In 1927, he was president of the Compañía Disputada de Las Condes.

==Political career==
Viel was elected senator for the First Provincial Grouping of Tarapacá and Antofagasta for the 1926–1934 legislative period, entering the Senate on 26 April 1926. He was a member of the Permanent Commission on Foreign Relations.

He remained in office until his death in Paris on 2 March 1932, after which Arturo Alessandri Palma was proclaimed senator in his place on 10 May 1932.

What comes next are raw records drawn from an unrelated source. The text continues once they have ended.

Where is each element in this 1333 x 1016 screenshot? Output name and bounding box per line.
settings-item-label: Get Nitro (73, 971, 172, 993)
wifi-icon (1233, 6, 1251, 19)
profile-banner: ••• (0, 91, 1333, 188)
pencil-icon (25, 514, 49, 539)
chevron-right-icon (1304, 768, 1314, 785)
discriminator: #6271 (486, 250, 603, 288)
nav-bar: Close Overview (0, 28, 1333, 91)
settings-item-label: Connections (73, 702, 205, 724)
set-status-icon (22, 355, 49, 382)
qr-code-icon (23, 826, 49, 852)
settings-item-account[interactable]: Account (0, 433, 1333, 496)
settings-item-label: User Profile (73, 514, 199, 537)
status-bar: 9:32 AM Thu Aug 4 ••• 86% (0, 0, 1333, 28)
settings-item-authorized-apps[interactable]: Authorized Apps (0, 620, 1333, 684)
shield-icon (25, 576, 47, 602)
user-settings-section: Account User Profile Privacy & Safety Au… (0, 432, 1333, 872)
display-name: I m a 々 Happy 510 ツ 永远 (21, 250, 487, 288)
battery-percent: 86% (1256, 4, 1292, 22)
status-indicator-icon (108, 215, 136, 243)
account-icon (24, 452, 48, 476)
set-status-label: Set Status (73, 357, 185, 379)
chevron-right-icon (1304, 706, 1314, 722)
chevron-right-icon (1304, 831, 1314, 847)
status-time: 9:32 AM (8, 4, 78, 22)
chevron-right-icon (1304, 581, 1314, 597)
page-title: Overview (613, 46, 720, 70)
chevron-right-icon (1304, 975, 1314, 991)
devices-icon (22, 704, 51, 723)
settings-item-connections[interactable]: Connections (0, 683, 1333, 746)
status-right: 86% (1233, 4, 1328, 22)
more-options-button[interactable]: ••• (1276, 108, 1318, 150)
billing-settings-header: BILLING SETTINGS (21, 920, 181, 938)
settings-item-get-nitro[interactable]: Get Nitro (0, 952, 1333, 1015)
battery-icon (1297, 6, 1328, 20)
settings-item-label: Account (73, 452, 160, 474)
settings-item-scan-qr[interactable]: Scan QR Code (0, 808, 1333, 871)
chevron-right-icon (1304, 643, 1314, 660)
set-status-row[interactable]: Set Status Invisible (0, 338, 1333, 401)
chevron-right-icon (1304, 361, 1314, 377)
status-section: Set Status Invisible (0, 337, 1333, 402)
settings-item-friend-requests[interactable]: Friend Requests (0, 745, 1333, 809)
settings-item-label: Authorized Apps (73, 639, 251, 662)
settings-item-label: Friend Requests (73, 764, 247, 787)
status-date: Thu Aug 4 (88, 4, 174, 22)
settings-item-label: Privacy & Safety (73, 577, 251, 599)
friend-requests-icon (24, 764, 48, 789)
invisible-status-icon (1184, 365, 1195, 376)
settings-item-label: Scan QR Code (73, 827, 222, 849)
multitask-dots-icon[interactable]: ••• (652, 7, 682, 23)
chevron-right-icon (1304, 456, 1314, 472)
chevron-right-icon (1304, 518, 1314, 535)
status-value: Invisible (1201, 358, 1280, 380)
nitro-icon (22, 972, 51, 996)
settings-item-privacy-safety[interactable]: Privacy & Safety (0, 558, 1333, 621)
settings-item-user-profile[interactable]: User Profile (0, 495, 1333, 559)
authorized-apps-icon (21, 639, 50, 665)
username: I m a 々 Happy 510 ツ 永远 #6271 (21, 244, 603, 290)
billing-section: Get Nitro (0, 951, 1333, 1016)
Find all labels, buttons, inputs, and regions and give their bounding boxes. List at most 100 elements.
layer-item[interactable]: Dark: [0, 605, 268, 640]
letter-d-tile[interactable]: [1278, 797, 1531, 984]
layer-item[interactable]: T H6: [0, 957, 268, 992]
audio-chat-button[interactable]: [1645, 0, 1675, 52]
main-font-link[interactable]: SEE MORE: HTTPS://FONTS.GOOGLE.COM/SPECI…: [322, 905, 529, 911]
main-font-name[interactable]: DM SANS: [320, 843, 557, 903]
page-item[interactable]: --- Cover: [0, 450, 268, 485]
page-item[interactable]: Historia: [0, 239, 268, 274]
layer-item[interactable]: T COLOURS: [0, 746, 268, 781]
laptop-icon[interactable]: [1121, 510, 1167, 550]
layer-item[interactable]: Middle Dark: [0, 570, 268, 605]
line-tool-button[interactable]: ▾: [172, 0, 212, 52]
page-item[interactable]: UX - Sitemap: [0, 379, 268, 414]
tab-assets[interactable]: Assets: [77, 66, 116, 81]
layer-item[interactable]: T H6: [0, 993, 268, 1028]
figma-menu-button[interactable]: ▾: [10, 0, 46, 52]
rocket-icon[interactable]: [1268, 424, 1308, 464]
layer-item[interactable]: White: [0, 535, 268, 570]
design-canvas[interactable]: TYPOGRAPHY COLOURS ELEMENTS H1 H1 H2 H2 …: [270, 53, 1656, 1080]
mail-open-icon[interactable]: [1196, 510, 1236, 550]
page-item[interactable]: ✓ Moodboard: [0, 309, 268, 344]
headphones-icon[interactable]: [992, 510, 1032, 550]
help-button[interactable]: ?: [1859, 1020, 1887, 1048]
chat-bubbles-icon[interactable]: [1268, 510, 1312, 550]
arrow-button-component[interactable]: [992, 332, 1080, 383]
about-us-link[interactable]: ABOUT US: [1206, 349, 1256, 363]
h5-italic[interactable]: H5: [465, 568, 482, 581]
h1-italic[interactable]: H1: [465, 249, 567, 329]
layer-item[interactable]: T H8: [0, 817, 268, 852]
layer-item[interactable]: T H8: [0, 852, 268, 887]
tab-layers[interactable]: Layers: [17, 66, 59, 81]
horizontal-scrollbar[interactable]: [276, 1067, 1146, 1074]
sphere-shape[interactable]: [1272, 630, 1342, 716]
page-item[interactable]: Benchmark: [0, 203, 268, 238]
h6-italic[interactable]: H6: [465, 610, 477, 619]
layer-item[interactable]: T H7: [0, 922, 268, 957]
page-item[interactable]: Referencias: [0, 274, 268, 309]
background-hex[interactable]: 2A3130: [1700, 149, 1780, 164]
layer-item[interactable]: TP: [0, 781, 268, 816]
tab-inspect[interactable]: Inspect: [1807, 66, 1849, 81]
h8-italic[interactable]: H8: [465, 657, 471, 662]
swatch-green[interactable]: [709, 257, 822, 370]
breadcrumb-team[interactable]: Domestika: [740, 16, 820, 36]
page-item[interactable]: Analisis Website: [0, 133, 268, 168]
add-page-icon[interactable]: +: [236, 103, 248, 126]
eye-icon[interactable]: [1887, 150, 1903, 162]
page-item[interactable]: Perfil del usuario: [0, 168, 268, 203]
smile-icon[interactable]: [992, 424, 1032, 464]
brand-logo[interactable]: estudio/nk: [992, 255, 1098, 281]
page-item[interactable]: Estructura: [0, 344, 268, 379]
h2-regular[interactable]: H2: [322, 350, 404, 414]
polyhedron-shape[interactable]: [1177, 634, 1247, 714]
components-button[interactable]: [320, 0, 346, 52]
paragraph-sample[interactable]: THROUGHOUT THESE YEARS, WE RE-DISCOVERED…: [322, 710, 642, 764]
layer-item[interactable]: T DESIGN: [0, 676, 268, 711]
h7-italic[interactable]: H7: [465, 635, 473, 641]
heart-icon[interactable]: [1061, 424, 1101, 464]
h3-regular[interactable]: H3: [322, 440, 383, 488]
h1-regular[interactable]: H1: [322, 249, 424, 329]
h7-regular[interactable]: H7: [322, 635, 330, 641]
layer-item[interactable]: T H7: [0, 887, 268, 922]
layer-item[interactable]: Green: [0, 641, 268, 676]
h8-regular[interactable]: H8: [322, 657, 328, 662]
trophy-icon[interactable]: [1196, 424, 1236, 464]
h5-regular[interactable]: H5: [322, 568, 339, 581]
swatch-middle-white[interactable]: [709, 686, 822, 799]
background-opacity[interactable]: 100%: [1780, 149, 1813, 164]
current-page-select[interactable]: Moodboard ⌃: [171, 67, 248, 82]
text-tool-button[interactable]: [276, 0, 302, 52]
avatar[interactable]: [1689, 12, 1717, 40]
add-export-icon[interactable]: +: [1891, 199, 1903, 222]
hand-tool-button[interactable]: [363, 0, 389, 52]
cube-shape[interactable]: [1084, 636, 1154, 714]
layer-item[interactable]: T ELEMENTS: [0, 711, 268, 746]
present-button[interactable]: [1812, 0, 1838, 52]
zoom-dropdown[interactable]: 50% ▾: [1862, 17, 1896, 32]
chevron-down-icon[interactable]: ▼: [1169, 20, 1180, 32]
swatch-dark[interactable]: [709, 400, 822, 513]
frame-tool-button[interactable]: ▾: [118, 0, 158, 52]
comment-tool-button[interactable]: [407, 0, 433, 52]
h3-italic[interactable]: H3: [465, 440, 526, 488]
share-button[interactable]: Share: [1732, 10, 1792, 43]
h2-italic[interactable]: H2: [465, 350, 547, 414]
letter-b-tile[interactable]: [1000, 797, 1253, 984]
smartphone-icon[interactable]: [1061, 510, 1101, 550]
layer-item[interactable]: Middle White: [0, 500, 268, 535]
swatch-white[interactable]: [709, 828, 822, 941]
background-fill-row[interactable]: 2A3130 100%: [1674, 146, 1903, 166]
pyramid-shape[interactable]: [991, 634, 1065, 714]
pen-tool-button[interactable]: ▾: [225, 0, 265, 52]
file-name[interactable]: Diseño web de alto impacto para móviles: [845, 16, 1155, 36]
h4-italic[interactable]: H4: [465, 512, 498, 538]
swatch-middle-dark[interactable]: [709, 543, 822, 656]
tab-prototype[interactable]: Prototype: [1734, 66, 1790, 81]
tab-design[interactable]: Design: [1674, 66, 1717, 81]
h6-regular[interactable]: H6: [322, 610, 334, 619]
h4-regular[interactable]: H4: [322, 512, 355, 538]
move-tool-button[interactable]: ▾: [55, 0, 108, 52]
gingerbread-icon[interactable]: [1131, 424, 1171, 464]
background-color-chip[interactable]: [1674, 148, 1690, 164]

The 1932 Chilean coup d'état led to the dissolution of the National Congress on 6 June 1932.

== Bibliography ==
- Luis Valencia Avaria (1951). Anales de la República: textos constitucionales de Chile y registro de los ciudadanos que han integrado los Poderes Ejecutivo y Legislativo desde 1810. Tomo II. Imprenta Universitaria, Santiago.